The fact is, the ideal worker, whether male or female, can work endless hours only because some woman - wife or maid - is taking care of the childcare and household work. Since men don't generally help out very much in childcare, some women have compensated by staying single, putting off pregnancy if they marry, delegating childcare to maids, or not having any babies at all.
Irrespective of whether women are by nature caregivers or not, and given that it is quite hard to reject culturally assigned roles, it might be more productive to simply recognise that it is child-bearing and child-rearing that enable our society to stay in existence at all. Thus says Associate Professor Josephine Lang, who teaches human resources management at Nanyang Technological University's business school.
She argues that it is child-rearing that ultimately provides the worker-consumer-voter who sustains our society. This means that child-bearing and child-rearing comprise an indispensable form of national service. If so, employers should help bear some of the costs of this national service by offering working mothers flexible work arrangements.
Generally, human resource policies aim for uniformity in the interest of fairness to all, Prof Lang notes. But how is it fair to working mothers for workplace policies to be tailored for men and single women with no childcare duties?
But flexible work arrangements need to be customised, which is difficult to do. Rather than waiting for employers to take the initiative, Prof Lang suggests adopting a British statute called The Flexible Working (Procedural Requirements) Regulations 2002.
British workers who are also the primary caregiver for a child under six years old have a 'right to request' flexible work arrangements - such as flexi-time, shorter work weeks, and so on. The law lays down a fair process that requires both sides to take certain steps, with 'best practices' laid down as well.
It is the worker who customises how her own 'carefully thought-out' proposal for her flexible work arrangements might work out and how they might impact her co-workers. The written proposal, which must also suggest steps to offset any adverse consequences of her proposed arrangements, becomes the basis for constructive engagement on how to make the arrangements work for both sides.
The employer is required to give the proposal serious consideration and meet the worker to discuss her proposal. Reasons must be offered in writing for any rejection within 14 days. The valid reasons may only be business costs or management conflicts - backed by facts.
A second meeting is mandated to discuss a rejection.

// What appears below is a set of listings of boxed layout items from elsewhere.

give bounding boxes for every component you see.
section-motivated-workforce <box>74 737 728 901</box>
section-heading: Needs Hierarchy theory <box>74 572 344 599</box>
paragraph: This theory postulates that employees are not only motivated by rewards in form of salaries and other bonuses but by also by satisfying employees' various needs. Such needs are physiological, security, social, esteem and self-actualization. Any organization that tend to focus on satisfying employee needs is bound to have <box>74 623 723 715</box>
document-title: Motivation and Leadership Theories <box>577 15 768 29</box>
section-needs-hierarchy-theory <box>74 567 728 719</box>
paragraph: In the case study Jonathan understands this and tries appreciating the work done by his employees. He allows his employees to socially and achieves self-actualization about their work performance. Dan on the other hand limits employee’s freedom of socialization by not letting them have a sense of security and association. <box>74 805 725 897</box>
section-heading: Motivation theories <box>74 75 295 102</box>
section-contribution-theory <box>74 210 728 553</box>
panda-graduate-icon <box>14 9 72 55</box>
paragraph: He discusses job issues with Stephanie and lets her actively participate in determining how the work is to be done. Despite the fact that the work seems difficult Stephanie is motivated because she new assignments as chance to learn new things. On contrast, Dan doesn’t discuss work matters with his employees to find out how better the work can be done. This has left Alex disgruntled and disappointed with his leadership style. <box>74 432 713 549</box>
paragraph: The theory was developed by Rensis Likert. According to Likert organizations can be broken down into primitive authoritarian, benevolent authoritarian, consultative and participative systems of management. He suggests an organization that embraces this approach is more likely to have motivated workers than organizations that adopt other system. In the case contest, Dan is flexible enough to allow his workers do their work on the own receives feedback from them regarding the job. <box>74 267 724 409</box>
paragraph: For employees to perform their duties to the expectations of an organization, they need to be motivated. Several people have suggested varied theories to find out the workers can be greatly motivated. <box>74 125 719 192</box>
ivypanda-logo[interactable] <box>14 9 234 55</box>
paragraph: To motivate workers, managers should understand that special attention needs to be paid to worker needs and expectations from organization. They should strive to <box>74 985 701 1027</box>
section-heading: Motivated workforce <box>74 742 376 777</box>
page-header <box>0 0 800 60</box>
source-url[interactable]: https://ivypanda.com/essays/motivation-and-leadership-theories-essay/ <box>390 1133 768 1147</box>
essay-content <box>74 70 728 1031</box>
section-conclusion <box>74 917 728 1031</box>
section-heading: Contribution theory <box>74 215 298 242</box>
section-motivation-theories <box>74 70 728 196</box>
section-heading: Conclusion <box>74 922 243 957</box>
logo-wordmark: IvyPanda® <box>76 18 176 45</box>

If the employer does not undertake these steps, the worker may appeal to an employment tribunal, which can fine the employer. The worker is also protected against employer retaliation.
In practice, about 30 per cent of employers have received such requests after the law was passed, with 75 per cent of eligible workers getting what they asked for without resorting to a tribunal. Costs were a concern for 13 per cent of employers.
Perhaps the Government, perhaps a Member of Parliament - perhaps even Prof Straughan, who is also a Nominated Member of Parliament - can take the appropriate steps to amend our Employment Act to give working mothers the 'right to request' flexible work arrangements so as to accommodate their childcare duties. If the Government subsidises some of the increased costs this might entail, things could work out well. Then the Baby Bonus Scheme might indeed bear fruit.